On May 4, 2017, the IRS issued Revenue Procedure 2017-37, which provides the 2018 contribution and coverage limits for Health Savings Accounts (or HSAs) and high deductible health plans. The annual increase in HSA contribution levels are based upon cost of living adjustments and are effective January 1, 2018.
So, what are the new limits?
The 2018 HSA maximum contribution limit for an individual with self-only coverage will increase to $3,450 (which is up from $3,400 for 2017). The 2018 HSA maximum contribution limit for an individual with family coverage will increase to $6,900 (which is up from $6,750 for 2017). HSA catch-up contributions, for those age 55 or older, remain unchanged at $1,000.

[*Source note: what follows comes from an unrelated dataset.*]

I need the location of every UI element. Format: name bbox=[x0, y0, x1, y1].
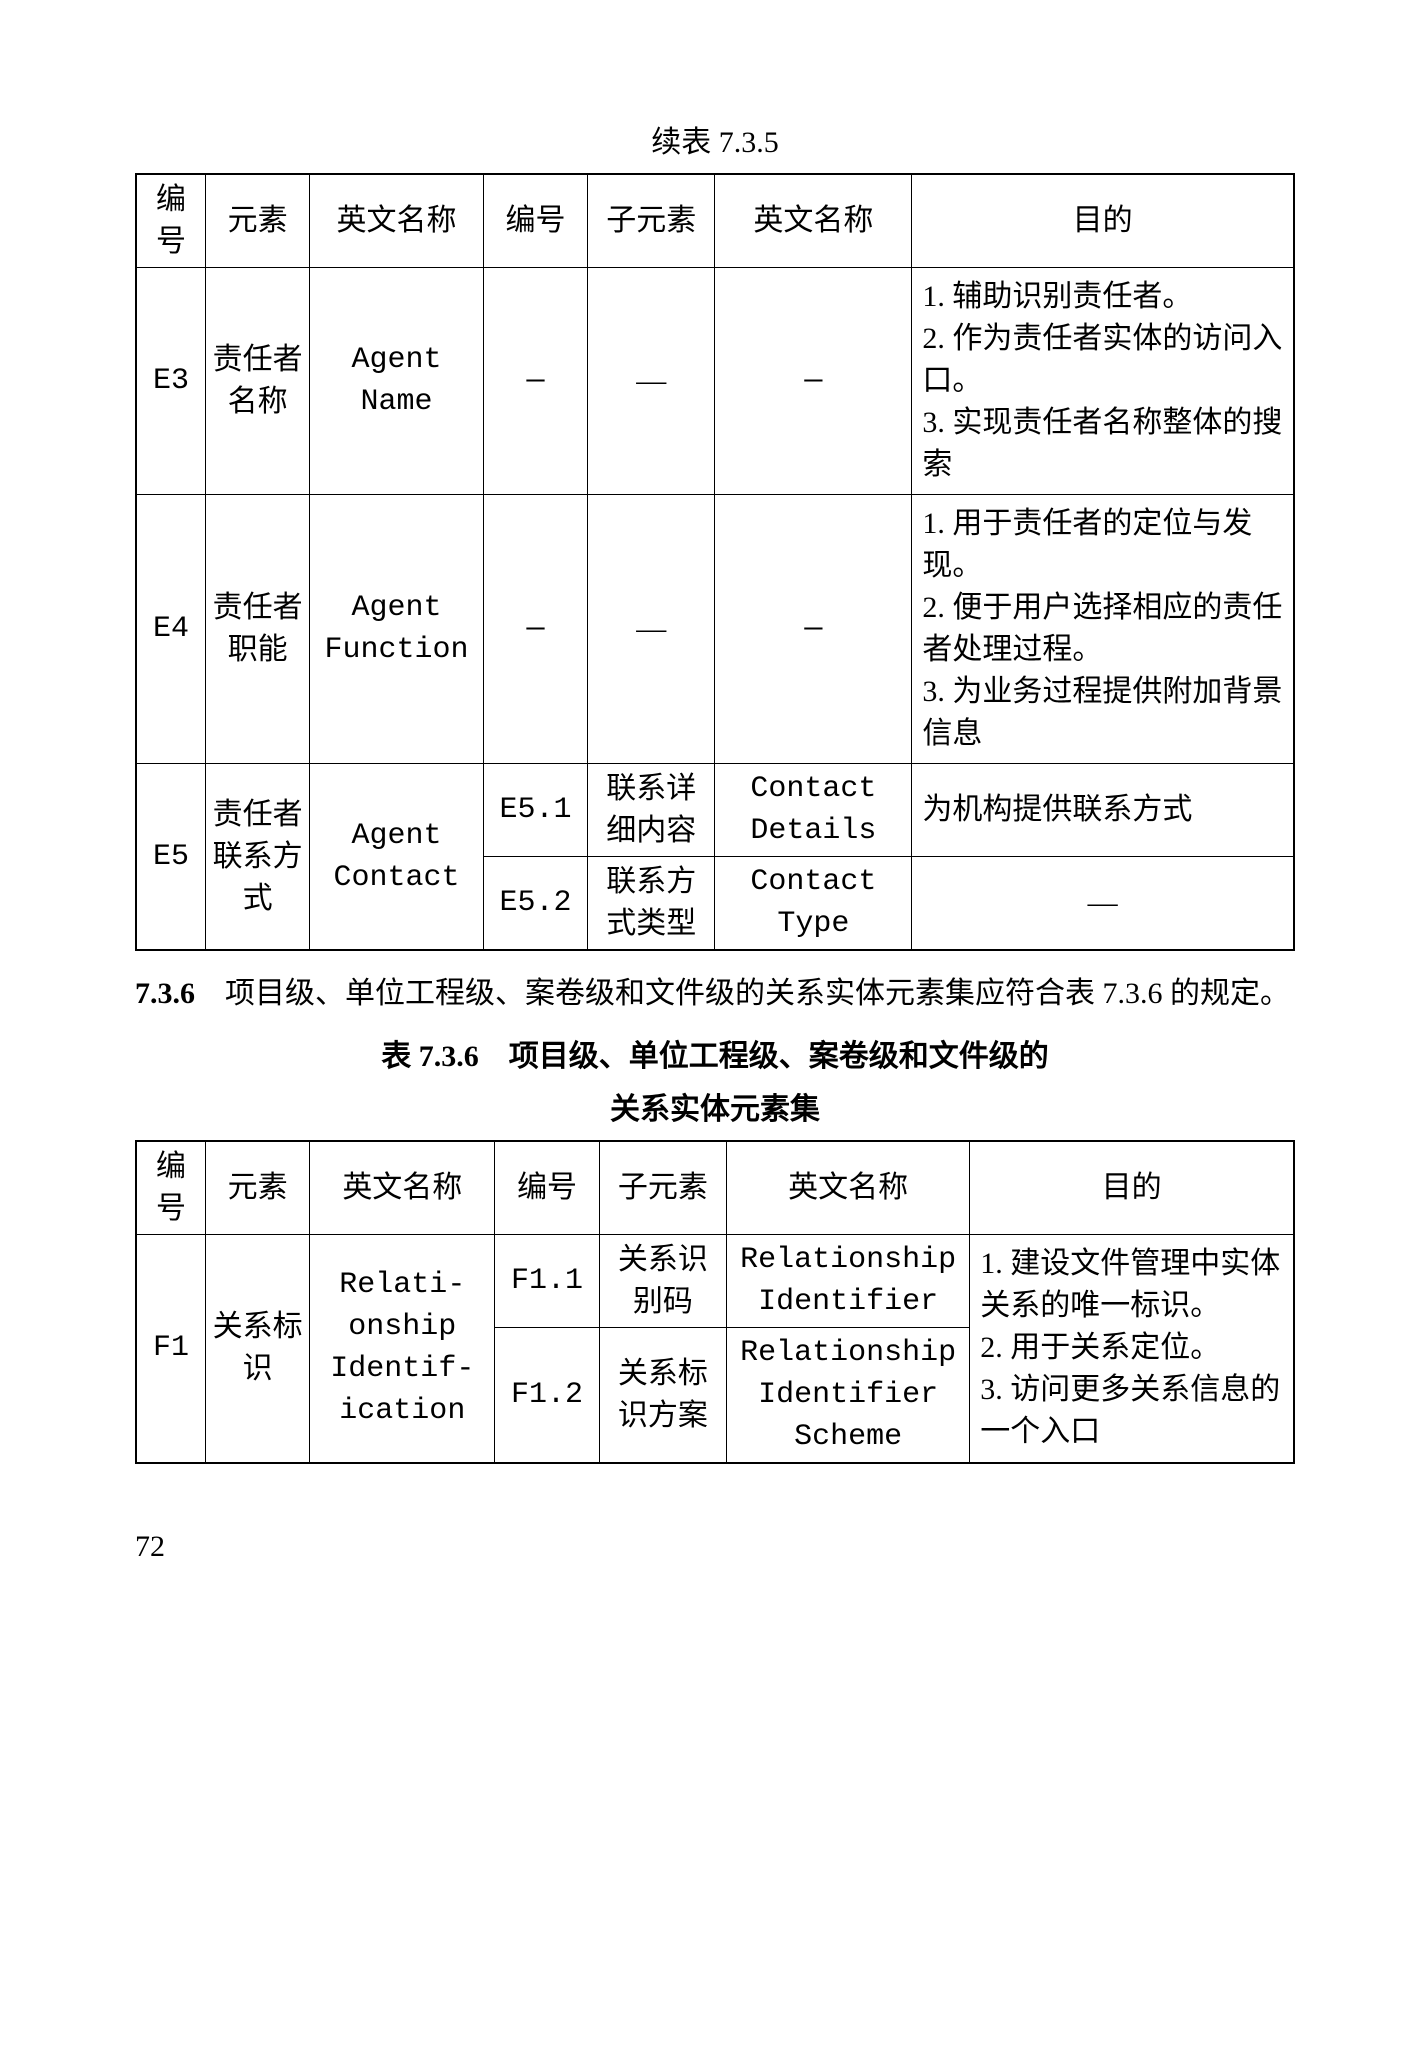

The IRS also clarified that the 2018 high deductible health plan out-of-pocket maximum limits will increase. Specifically, the maximum out-of-pocket limits for HDHPs for 2018 will be $6,650 for individual (or self-only) coverage (up from $6,550 for 2017) and $13,300 for family coverage (up from $13,100 for 2017).
Finally, both the minimum and maximum annual deductibles for HDHPs will increase in 2018 as well. HDHPs in 2018 will be required to have a minimum annual deductible of at least $1,350 (which is up from $1,300 in 2017) for individual coverage and at least $2,700 for family coverage (which up from $2,600 in 2017).
How is this different from last year? Well, in contrast to 2017, when only one of these amounts changed from the prior year, all of them are scheduled to increase for 2018. Additionally, the HDHP minimum deductibles are increasing for the first time since 2015.
Additionally, it should be noted that because the increases to the HDHP out-of-pocket maximums are larger than the increases to the HSA contribution limits, this will result in some individuals having to pay more out-of-pocket expenses without the benefit of the HSA tax break.
One important reminder or takeaway for employers is that it’s important not to confuse the HDHP’s maximum annual deductible limit with the Affordable Care Act’s (or ACA’s) cost-sharing maximum, as these are two separate dollar amounts and each has distinct compliance requirements.
For 2014, the HDHP and ACA limits were the same dollar amount, so the ACA limit appeared to have little independent significance. However, beginning in 2015, the limit amounts diverged, and the gap between them has continued to grow.
For 2017, the ACA cost-sharing limits are $7,150 for self-only and $14,300 for family coverage, while the HDHP limits are $6,550 for self-only coverage and $13,100 for family coverage.